Sorry Barry, maybe next time.

Reactions: Like 1


----------



## Steve in VA (Jan 18, 2021)

All I can say is it's a good thing Tim didn't decide on doing a glue up for the next turning challenge! You and Barry are off the charts with these!!!

Reactions: Thank You! 1 | Agree 2


----------



## Mike1950 (Jan 18, 2021)

1. floor is so clean it scares me!! 2. Only a turner can turn a half a Pickup load of wood and 2 bottles of glue into one vase..... sheeesh.

Reactions: Like 1 | Funny 7


----------



## barry richardson (Jan 18, 2021)

Just looking at your piece again Tom, that form is superb!

Reactions: Thank You! 1 | +Karma 1


----------



## Mike Hill (Jan 18, 2021)

FANTASTIC. I kinda have a different opinion. I think the taller, narrower forms show off the curves very well. sorta sinewy

Reactions: Like 1 | Thank You! 1


----------



## William Tanner (Jan 18, 2021)

Beautiful. No nit picks at all on the form. Spot on and so pleasing to the eye. I agree on thinner sections but then add more osage. But then this comes from a guy who likes to consume buttermilk and black licorice together.
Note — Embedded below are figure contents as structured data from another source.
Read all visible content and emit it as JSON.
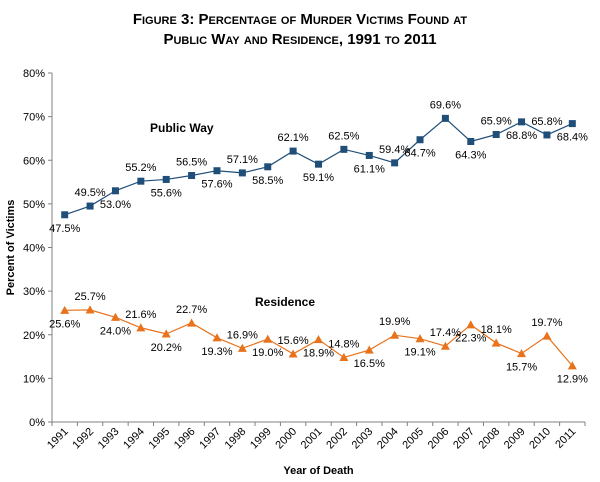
{
  "chart_data": {
    "type": "line",
    "title_line1": "Figure 3: Percentage of Murder Victims Found at",
    "title_line2": "Public Way and Residence, 1991 to 2011",
    "xlabel": "Year of Death",
    "ylabel": "Percent of Victims",
    "ylim": [
      0,
      80
    ],
    "yticks": [
      "0%",
      "10%",
      "20%",
      "30%",
      "40%",
      "50%",
      "60%",
      "70%",
      "80%"
    ],
    "grid": false,
    "x": [
      "1991",
      "1992",
      "1993",
      "1994",
      "1995",
      "1996",
      "1997",
      "1998",
      "1999",
      "2000",
      "2001",
      "2002",
      "2003",
      "2004",
      "2005",
      "2006",
      "2007",
      "2008",
      "2009",
      "2010",
      "2011"
    ],
    "series": [
      {
        "name": "Public Way",
        "color": "#1f4e79",
        "marker": "square",
        "values": [
          47.5,
          49.5,
          53.0,
          55.2,
          55.6,
          56.5,
          57.6,
          57.1,
          58.5,
          62.1,
          59.1,
          62.5,
          61.1,
          59.4,
          64.7,
          69.6,
          64.3,
          65.9,
          68.8,
          65.8,
          68.4
        ],
        "labels": [
          "47.5%",
          "49.5%",
          "53.0%",
          "55.2%",
          "55.6%",
          "56.5%",
          "57.6%",
          "57.1%",
          "58.5%",
          "62.1%",
          "59.1%",
          "62.5%",
          "61.1%",
          "59.4%",
          "64.7%",
          "69.6%",
          "64.3%",
          "65.9%",
          "68.8%",
          "65.8%",
          "68.4%"
        ]
      },
      {
        "name": "Residence",
        "color": "#e8731c",
        "marker": "triangle",
        "values": [
          25.6,
          25.7,
          24.0,
          21.6,
          20.2,
          22.7,
          19.3,
          16.9,
          19.0,
          15.6,
          18.9,
          14.8,
          16.5,
          19.9,
          19.1,
          17.4,
          22.3,
          18.1,
          15.7,
          19.7,
          12.9
        ],
        "labels": [
          "25.6%",
          "25.7%",
          "24.0%",
          "21.6%",
          "20.2%",
          "22.7%",
          "19.3%",
          "16.9%",
          "19.0%",
          "15.6%",
          "18.9%",
          "14.8%",
          "16.5%",
          "19.9%",
          "19.1%",
          "17.4%",
          "22.3%",
          "18.1%",
          "15.7%",
          "19.7%",
          "12.9%"
        ]
      }
    ]
  }
}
Reactions: Like 1 | Thank You! 1


----------



## Mike Hill (Jan 18, 2021)

William Tanner said:


> But then this comes from a guy who likes to consume buttermilk and black licorice together.


Ok, that's even weird for me!

Reactions: Agree 2 | Funny 1


----------



## Barb (Jan 18, 2021)

That's a beautiful vase!

Reactions: Thank You! 1


----------



## Tom Smart (Jan 18, 2021)

Mike1950 said:


> 1. floor is so clean it scares me!! 2. Only a turner can turn a half a Pickup load of wood and 2 bottles of glue into one vase..... sheeesh.


And that’s just about what it took.

Reactions: Funny 1


----------



## Tom Smart (Jan 18, 2021)

barry richardson said:


> Just looking at your piece again Tom, that form is superb!


Thanks, Barry. I’m still partial to your more rounded form, but to get that I needed another layer to make it fatter or to just make it shorter.


----------



## trc65 (Jan 18, 2021)

Steve in VA said:


> All I can say is it's a good thing Tim didn't decide on doing a glue up for the next turning challenge! You and Barry are off the charts with these!!!


I wanted to so bad! I'm inspired by both Tom and Barry's work and that was my pick for the challenge, but thought others might be intimidated by the size and quality of their recent work. I still think it should be a challenge at some point. I'm certainly going to be experimenting with this, although on a much smaller scale.

Reactions: Like 1 | Agree 1


----------



## barry richardson (Jan 18, 2021)

trc65 said:


> I wanted to so bad! I'm inspired by both Tom and Barry's work and that was my pick for the challenge, but thought others might be intimidated by the size and quality of their recent work. I still think it should be a challenge at some point. I'm certainly going to be experimenting with this, although on a much smaller scale.


Also, a jointer or drum sander is pretty essential for these, and a lot of turners may have those....

Reactions: Like 1 | Agree 1


----------



## Maverick (Jan 18, 2021)

Great job, I like the shape and randomness.

Reactions: Thank You! 1 | Agree 1


----------